Le Code civil français énonce un des rares cas où un héritier désigné par la loi peut être écarté de la succession. Il s'agit de l'indignité successorale, une sanction qui peut être appliquée automatiquement ou à la suite d'une décision judiciaire, généralement pour des faits graves commis à l'encontre du défunt.
Lorsqu'un héritier est frappé d'indignité successorale, il ne reçoit aucune part de l'héritage, qui revient alors aux autres héritiers légaux. Toutefois, la victime de ces actes a la possibilité de lui pardonner, par exemple, en le mentionnant dans un testament.
Exclusion d'un héritier pour des actes graves envers le défunt
Après le décès d'une personne, l'identité des héritiers est déterminée par la loi. Si le défunt n'a pas laissé de testament, les héritiers seront son époux ou sa conjointe, ainsi que ses descendants. En revanche, dans le cas où un testament est en vigueur, le défunt a la liberté de désigner ses héritiers et de leur allouer une part de son héritage, appelée la "quotité disponible".
Cependant, il existe des circonstances où des héritiers peuvent être exclus, notamment lorsque< b> leurs comportements envers le défunt sont jugés graves. Cela peut conduire à l'indignité successorale, où l'héritier n'est pas jugé digne d'hériter.
En outre, l'héritier frappé d'indignité doit rendre les biens reçus du défunt au moment de la succession.
Indignité successorale automatique
L'indignité successorale est automatique si un héritier a été condamné pour meurtre ou tentative de meurtre du défunt. Elle s'applique également à ceux ayant commis des violences ayant entraîné la mort du défunt sans intention de la donner.
Cependant, cette indignité n'est pas appliquée dans certaines situations :
- la condamnation n'est pas définitive ;
- l'héritier est décédé avant le jugement ;
- le crime est prescrit ;
- l'héritier a été réhabilité ;
- la peine est correctionnelle et non criminelle.

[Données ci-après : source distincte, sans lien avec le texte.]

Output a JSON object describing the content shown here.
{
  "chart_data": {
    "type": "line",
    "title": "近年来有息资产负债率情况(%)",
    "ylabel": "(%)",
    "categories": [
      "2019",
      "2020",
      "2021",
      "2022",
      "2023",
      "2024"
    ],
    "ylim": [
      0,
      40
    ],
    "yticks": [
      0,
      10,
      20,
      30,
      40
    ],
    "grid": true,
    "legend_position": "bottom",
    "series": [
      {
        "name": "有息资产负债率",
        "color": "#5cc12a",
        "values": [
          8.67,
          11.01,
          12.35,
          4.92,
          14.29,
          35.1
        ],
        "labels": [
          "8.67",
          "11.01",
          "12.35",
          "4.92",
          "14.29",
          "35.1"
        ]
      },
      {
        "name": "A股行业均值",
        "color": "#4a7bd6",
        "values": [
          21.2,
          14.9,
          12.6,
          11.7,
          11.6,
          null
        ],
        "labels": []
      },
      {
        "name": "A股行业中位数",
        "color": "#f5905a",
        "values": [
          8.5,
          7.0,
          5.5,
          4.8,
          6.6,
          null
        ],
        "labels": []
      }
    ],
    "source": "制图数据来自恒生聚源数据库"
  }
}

Indignité prononcée par un juge
Un juge civil peut également écarter un héritier, rendant l'indignité non automatique dans les cas comme :
- condamnation pour tentative de meurtre ou violences ayant entraîné la mort ;
- condamnation pour tortures, violences volontaires ou agression sexuelle envers le défunt ;
- témoignage mensonger contre le défunt ;
- s'être abstenu d'empêcher un crime entraînant la mort.
Pour qu'un juge prononce l'indignité, un autre héritier doit faire une demande au tribunal dans les 6 mois suivant l'ouverture de la succession.

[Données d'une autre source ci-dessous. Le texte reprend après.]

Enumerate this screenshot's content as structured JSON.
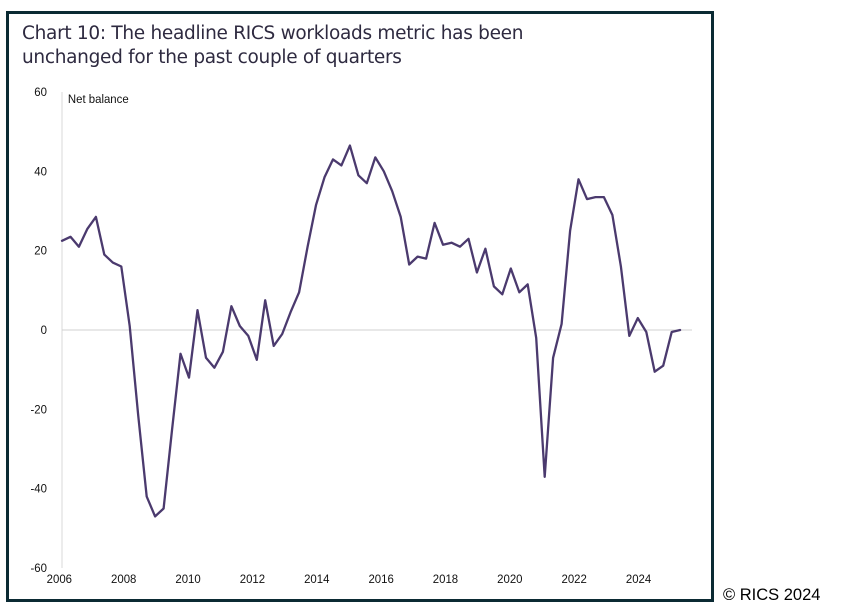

Si aucun autre héritier n’existe, le ministère public peut également déposer une demande pour faire établir l'indignité successorale.
Les descendants ne sont pas exclus de la succession
Un héritier exclu pour indignité successorale ne reçoit rien, mais ses descendants restent héritiers. Cela suit le principe de représentation, permettant à la lignée de l'héritier écarté de bénéficier toujours de la succession.
Pardonner l'indignité successorale
Il est possible qu'une personne écartée pour des actes graves reçoive à nouveau une part de l'héritage si le défunt lui accorde son pardon. Ce processus se nomme la 'relève' de l'indignité.
Ce pardon doit être explicite, souvent formulé dans un testament, où la victime stipule qu’elle souhaite maintenir les droits de succession pour cet héritier.
Cette réhabilitation peut également se traduire par la désignation de l'héritier comme légataire universel ou à titre universel, ce qui permet de lui transmettre tout ou partie de la succession.